Shlomo Lorincz | |
---|---|
Date of birth | 5 March 1918 |
Place of birth | Budapest, Hungary |
Year of aliyah | 1939 |
Date of death | 19 October 2009[1] | (aged 91)
Knessets | 2, 3, 4, 5, 6, 7, 8, 9, 10 |
Party | Agudat Yisrael (1951-55, 1960-74, 1977-84) |
Former parties | Religious Torah Front (1955-60, 1974-77) |
Rabbi Shlomo Lorincz (Hebrew: שלמה לורינץ, born 5 March 1918, died 19 October 2009) was a former Israeli politician who served as a member of the Knesset for Agudat Yisrael from 1951 until 1984, and a close confident of many gedolim.

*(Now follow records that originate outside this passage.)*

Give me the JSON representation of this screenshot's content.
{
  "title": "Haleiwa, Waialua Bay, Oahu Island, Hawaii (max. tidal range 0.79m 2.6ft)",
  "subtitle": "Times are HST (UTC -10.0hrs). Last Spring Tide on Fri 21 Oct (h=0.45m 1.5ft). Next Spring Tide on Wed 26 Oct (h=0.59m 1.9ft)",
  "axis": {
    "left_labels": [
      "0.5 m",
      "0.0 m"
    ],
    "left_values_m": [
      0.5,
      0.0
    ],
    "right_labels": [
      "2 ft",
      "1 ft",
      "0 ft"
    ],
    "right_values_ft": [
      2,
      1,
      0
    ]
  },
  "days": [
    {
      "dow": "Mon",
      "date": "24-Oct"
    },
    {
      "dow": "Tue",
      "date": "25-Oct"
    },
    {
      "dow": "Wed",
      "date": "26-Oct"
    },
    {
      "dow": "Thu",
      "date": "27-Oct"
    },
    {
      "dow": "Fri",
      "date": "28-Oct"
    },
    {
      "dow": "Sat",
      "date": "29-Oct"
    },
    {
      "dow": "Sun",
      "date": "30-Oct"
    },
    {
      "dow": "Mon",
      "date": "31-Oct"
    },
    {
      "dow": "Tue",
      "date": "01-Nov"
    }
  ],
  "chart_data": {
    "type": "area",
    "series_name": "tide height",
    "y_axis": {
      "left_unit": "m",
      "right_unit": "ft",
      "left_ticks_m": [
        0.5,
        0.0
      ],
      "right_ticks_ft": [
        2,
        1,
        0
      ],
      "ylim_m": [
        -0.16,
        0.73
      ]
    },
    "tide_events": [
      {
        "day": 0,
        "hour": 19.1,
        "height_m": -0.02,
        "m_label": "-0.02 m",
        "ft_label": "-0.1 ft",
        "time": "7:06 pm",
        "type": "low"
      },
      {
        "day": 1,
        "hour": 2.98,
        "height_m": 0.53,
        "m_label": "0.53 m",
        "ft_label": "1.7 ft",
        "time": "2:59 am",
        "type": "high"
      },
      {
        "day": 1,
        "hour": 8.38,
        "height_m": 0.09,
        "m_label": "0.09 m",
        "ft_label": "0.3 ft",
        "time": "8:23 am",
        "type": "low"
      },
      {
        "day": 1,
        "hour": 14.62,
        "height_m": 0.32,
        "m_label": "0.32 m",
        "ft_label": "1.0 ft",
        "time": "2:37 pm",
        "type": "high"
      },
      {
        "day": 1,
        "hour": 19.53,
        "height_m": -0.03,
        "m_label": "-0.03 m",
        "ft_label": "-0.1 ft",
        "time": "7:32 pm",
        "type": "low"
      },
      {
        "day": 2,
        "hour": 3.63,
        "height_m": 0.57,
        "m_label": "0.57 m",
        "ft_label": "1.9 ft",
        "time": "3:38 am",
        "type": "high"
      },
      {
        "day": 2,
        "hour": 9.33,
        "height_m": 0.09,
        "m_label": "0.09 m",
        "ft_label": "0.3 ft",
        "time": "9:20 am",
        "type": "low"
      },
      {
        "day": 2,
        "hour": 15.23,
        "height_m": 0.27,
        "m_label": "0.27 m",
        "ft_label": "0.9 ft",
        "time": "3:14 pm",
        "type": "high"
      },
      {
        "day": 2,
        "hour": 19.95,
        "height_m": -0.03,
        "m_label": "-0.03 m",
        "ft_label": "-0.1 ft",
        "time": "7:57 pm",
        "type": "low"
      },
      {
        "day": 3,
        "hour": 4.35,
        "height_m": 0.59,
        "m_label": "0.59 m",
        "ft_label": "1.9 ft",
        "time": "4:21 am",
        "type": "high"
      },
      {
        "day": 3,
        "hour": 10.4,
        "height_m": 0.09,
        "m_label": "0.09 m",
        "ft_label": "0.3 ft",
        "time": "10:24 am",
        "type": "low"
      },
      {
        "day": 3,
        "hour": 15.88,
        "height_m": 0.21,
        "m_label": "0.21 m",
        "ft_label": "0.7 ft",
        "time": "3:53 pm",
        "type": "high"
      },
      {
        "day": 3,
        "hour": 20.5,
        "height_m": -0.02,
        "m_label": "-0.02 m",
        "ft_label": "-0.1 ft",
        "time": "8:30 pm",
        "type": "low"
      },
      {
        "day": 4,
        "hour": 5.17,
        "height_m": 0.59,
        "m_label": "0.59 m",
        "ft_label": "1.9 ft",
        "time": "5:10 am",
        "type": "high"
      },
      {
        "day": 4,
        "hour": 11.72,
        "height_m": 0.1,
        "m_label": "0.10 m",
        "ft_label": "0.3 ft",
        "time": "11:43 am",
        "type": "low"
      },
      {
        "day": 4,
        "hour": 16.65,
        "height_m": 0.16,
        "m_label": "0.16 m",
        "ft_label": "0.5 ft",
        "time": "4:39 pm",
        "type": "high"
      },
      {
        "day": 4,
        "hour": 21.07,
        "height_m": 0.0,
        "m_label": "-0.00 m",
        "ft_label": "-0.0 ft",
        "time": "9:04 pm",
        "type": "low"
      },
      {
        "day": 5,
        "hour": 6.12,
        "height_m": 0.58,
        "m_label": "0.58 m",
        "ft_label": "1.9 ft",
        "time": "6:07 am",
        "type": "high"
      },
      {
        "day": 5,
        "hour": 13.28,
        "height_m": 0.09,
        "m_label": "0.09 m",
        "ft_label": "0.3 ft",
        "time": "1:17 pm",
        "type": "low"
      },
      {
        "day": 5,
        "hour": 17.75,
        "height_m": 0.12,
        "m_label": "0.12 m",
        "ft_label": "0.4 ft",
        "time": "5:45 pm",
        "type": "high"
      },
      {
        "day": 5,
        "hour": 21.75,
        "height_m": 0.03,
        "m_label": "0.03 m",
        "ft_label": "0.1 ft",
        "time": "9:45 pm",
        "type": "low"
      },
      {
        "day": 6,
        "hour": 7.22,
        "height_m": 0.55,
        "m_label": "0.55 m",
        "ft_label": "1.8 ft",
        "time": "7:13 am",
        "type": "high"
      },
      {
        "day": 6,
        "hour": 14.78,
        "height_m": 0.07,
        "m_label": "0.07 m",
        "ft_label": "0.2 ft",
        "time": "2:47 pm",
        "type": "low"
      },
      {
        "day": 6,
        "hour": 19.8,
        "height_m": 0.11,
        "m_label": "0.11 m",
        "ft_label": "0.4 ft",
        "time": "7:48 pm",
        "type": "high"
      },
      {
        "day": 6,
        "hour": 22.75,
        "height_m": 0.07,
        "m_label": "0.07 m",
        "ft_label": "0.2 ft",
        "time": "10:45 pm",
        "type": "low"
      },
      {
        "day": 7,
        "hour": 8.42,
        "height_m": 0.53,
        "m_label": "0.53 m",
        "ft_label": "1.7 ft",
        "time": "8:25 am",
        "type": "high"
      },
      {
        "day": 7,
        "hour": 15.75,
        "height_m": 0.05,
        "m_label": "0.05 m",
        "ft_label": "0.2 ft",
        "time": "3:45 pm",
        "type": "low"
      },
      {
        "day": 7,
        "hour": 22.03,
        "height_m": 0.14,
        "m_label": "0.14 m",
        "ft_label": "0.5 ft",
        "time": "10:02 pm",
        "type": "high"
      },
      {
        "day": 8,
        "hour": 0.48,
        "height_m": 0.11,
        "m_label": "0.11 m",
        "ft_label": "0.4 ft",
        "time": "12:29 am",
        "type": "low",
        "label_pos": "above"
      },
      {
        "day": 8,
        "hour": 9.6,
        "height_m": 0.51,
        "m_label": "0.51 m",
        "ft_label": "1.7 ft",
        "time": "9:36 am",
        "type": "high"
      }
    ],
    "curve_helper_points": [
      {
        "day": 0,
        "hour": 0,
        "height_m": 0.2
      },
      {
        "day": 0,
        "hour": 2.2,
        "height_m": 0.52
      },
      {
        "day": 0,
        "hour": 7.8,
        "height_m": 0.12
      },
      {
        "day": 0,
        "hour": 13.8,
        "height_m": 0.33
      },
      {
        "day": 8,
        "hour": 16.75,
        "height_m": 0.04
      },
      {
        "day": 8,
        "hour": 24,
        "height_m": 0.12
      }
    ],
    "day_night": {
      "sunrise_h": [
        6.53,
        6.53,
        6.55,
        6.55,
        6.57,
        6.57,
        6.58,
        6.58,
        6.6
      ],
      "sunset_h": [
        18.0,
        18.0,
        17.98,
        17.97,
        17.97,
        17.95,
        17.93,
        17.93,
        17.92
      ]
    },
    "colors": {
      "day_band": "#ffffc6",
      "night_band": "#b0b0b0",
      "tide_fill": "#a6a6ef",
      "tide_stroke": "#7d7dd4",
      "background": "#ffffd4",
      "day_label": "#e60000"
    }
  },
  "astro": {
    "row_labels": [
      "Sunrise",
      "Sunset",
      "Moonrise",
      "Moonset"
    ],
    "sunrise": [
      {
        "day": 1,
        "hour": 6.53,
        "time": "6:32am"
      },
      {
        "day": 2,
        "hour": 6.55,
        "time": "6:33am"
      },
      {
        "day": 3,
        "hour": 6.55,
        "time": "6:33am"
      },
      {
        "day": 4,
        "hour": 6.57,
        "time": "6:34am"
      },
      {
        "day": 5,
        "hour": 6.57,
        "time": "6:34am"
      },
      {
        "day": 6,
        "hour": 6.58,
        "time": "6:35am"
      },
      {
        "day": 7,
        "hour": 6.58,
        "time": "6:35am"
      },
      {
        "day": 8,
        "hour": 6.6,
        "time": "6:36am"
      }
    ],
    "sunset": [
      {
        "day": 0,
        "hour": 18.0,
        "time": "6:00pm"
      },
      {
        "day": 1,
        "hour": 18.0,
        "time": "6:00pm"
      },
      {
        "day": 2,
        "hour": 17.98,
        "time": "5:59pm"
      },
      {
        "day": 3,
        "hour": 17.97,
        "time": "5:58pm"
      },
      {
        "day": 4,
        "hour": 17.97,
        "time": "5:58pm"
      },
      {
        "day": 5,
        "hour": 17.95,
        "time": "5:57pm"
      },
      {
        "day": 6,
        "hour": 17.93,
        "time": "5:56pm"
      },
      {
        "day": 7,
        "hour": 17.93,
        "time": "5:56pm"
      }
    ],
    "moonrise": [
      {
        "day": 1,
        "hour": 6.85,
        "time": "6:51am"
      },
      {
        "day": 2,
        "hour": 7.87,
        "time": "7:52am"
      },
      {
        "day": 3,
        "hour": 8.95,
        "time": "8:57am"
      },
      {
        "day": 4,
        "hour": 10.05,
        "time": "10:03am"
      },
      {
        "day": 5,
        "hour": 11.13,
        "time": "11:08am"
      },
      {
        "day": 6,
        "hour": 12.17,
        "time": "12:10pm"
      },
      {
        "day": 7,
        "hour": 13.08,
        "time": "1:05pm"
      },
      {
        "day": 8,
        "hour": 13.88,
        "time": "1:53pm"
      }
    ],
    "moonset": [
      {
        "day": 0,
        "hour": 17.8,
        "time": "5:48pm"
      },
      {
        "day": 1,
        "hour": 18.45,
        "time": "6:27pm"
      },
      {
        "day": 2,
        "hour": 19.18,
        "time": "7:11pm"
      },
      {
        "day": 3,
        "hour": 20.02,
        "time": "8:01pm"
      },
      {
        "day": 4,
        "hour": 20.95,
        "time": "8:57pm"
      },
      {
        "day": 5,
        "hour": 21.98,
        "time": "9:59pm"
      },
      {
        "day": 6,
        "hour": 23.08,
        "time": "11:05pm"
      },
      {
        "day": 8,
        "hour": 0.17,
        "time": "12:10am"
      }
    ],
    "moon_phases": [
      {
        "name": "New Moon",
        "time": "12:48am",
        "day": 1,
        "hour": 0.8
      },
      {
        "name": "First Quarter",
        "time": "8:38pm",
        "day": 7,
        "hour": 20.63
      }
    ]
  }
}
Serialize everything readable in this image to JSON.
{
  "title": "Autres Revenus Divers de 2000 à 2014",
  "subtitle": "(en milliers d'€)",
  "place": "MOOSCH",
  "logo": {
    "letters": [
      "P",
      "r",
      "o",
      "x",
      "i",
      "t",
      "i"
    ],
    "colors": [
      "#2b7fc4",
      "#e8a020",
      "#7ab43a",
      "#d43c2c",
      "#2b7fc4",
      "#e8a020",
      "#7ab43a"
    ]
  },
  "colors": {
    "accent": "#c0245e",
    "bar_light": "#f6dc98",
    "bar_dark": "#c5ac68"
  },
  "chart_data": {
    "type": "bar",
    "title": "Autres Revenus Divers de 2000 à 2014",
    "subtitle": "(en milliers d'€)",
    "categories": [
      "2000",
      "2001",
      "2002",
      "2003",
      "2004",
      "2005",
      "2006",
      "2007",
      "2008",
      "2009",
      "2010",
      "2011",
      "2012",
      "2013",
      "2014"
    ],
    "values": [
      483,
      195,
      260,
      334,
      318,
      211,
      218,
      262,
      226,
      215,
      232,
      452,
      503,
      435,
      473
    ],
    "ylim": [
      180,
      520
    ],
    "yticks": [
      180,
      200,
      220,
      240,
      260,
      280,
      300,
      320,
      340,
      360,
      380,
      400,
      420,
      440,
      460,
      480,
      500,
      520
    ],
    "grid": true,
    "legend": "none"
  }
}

Born in Budapest, Lorincz made aliyah to Mandate Palestine in 1939, and was involved in illegal immigration of Jews from Hungary. In his youth, he was involved in the radical underground organisation Brit HaKanaim, which sought to establish a Halakhic state in Israel by imposing Jewish religious law in the country. In 1949 he was amongst the founders of moshav Komemiyut, and later helped found two youth villages, Sde Hemed (now a moshav) and Hazon Yehezkel (now named Aluma).[2] In 1956 he helped found the Housing and Development company of Agudat Yisrael.
He was first elected to the Knesset in 1951 on the Agudat Yisrael list. He was re-elected in 1955 as part of the Religious Torah Front list (an alliance of Agudat Yisrael and Poalei Agudat Yisrael). He was re-elected again in 1959, 1961, 1965, 1969, 1973, 1977 and 1981. Between 1974 and 1984 he chaired the Finance Committee. Much Israeli paper currency bears his signature.
As a young man, Rabbi Lorincz became a close confidant to some of the generation's most prominent Torah personalities, including the Chazon Ish, Rav Shach and the Brisker Rov. He later compiled memoirs of these times in his book, B’Mechitzasam.